Comparison of In-the-bag Stability Between Single-piece and Three-piece Intraocular Lens

Rapid advances of cataract surgery techniques and intraocular lens (IOL) technology have enabled the transition of cataract surgery from blindness relief to refractive correction. An ideal IOL is the critical component to achieve the refractive target of cataract surgery. Biocompatibility, rate of posterior capsule opacification (PCO) and visual quality have all been suggested as the critical factors of an ideal IOL and widely investigated. Recently, stability of IOL position has also been suggested as one of those critical factors due to its close correlation with postoperative visual function. Data suggests that IOL forward movement of 0.29 mm along the visual axis is associated with -0.4D myopic shift. Wang and colleagues recently reported that 0.5mm decentration of an aspheric IOL could eliminate its aberration-correcting effect. Poor stability could even lead to IOL exchange, an additional surgery that put both surgeons and patients in pain.

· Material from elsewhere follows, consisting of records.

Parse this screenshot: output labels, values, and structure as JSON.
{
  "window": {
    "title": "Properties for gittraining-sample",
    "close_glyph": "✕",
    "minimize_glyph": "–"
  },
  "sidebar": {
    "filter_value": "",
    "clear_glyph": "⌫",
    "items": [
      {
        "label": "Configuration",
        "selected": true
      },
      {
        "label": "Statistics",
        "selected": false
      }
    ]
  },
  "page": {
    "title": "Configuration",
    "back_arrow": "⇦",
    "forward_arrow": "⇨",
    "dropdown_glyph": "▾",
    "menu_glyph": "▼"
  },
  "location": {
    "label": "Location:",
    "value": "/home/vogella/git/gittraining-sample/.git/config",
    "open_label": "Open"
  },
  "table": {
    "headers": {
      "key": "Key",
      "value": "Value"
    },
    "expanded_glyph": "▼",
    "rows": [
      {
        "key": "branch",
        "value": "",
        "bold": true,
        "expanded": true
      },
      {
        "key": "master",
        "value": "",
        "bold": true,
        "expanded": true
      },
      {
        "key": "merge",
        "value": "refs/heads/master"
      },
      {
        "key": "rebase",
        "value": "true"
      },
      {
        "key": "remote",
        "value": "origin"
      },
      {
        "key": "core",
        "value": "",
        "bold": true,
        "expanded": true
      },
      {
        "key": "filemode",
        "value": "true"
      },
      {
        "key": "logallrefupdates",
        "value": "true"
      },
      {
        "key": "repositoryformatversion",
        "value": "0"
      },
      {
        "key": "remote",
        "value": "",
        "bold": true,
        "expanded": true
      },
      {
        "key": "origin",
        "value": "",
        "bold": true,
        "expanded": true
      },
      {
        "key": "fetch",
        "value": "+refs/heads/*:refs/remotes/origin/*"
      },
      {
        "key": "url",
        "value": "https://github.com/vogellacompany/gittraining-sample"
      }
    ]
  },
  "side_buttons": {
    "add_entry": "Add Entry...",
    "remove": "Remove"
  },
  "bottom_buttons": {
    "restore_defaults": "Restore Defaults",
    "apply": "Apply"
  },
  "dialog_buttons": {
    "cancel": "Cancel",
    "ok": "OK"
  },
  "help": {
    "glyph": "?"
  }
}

As the supporting element of an IOL, the haptics are crucial to keep the IOL in place. Various haptic designs are being compared in terms of position stability of IOLs. Haptic designs of single-piece versus 3-piece are often compared because they are currently the most commonly used types. Single-piece IOLs have soft and broader haptics which are made of the same material as the optic, usually hydrophobic or hydrophilic acrylic, whereas 3-piece IOLs have rigid haptics which are made of poly methyl methacrylate (PMMA). Clinical studies comparing these haptic designs have yielded controversial results regarding their position stability in the capsular bag, which is the most recommended site for IOL fixation in an uneventful cataract surgery.

Most previous studies measure the IOL position based on Purkinje reflections. The measurement is time-consuming and patients are reluctant to cooperate during image acquisition. Purkinje measurement does not detect anterior chamber depth (ACD) and as such cannot reveal the IOL position along the axis. Clinical Scheimpflug systems based on rotating Scheimpflug imaging, on the other hand, is able to acquire sufficient 3-dimensioinal data points within a reasonably short period, usually seconds. It was shown that these systems are one of the best methods to estimate IOL position. To better compare the intracapsular stability between single-piece and 3-piece IOLs, the investigators measured IOL positions with rotating Scheimpflug imaging systems and tested the visual quality of patients implanted with these IOLs.